IDPC/Dante Pazzanese - Instituto de Cardiologia (SP) — Prova 2025
Mulher, de 40 anos de idade, submetida a ressecção discoide em cólon sigmoide para tratamento de endometriose intestinal. Tem antecedente pessoal de obesidade grau II. Evoluiu com deiscência de sutura no quinto dia pós-operatório, apresentando-se com sepse e sendo submetida a laparotomia exploradora durante a madrugada. No intraoperatório, foi identificada contaminação fecal difusa da cavidade abdominal, sendo realizada ressecção do segmento fistulizado, sutura manual do coto retal e exteriorização de colostomia terminal em flanco esquerdo. Durante a liberação do ângulo esplênico, houve lesão inadvertida do baço, acompanhada de sangramento importante, com necessidade de realização de esplenectomia e introdução de drogas vasoativas.
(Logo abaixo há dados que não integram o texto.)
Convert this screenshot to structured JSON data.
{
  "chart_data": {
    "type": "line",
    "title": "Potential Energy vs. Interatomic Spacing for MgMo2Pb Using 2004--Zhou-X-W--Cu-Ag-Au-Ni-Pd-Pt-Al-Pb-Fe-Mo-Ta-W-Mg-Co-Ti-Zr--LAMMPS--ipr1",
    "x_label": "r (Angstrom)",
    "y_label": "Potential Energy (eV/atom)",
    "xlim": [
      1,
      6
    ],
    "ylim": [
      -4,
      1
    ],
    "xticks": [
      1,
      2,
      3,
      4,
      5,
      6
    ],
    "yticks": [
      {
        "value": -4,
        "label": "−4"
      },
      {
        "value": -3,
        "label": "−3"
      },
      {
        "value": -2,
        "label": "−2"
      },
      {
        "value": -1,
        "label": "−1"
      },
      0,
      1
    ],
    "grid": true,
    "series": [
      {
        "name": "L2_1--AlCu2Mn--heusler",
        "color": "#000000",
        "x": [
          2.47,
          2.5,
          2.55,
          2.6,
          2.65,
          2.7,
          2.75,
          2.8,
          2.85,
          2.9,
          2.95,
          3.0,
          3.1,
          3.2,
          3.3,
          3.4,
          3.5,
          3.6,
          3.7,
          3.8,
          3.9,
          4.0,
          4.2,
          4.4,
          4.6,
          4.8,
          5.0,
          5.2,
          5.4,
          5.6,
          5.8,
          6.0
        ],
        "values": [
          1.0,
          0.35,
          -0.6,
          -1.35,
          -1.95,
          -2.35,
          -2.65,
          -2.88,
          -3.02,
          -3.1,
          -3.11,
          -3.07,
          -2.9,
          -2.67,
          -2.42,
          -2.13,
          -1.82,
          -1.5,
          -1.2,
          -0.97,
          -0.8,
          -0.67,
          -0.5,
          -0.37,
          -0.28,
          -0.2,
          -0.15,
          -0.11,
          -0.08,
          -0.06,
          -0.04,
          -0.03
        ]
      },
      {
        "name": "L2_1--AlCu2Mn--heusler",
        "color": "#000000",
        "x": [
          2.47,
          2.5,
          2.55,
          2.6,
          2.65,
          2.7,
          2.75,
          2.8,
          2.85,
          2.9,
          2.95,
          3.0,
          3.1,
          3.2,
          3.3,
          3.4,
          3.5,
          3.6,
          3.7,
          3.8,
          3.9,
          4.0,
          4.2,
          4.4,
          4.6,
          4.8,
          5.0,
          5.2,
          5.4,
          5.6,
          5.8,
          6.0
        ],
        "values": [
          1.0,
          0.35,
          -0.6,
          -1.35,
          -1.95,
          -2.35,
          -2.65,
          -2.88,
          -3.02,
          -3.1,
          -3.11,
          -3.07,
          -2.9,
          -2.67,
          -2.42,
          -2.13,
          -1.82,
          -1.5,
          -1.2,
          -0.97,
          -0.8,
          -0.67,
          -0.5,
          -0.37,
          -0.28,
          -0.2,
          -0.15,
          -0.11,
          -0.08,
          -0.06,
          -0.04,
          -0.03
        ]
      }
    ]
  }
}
Considerando este caso, qual é a opção de cobertura com antibioticoterapia recomendada para essa paciente?
Sepse por peritonite fecal difusa exige cobertura de amplo espectro incluindo Pseudomonas: Piperacilina-Tazobactam é a escolha.
Em infecções intra-abdominais complicadas com sepse e instabilidade, deve-se utilizar antibióticos de amplo espectro que cubram Gram-negativos entéricos, anaeróbios e Pseudomonas.
O manejo da sepse de foco abdominal baseia-se no tripé: ressuscitação hemodinâmica, controle cirúrgico do foco e antibioticoterapia precoce. A escolha do esquema antimicrobiano deve considerar a gravidade do paciente e o risco de patógenos resistentes. Em pacientes obesos e com complicações pós-operatórias graves, como a deiscência de sutura colorretal, a carga bacteriana é mista e agressiva. A Piperacilina-Tazobactam atua inibindo a síntese da parede celular bacteriana e combatendo a resistência mediada por beta-lactamases, sendo uma das drogas de escolha para o tratamento empírico inicial em ambiente de UTI.
A paciente apresenta uma infecção intra-abdominal complicada (peritonite fecal difusa) com sinais de sepse e necessidade de drogas vasoativas. Nesses cenários de gravidade, é necessária uma cobertura empírica de amplo espectro que inclua bacilos Gram-negativos (incluindo Pseudomonas aeruginosa), cocos Gram-positivos e, crucialmente, anaeróbios produtores de beta-lactamase, cobertura esta oferecida pela Piperacilina-Tazobactam.
O controle de foco (laparotomia, ressecção do segmento deiscente e lavagem exaustiva) é o pilar mais importante do tratamento. Sem a remoção da fonte de contaminação (fecal, no caso), a antibioticoterapia isolada é incapaz de reverter o quadro séptico, independentemente do espectro do fármaco escolhido.
A esplenectomia em si não altera a escolha imediata do antibiótico para a sepse abdominal, mas impõe cuidados a longo prazo. O baço é fundamental na defesa contra bactérias encapsuladas (S. pneumoniae, H. influenzae, N. meningitidis). Após a recuperação do quadro agudo, a paciente precisará de um cronograma vacinal específico para esses patógenos.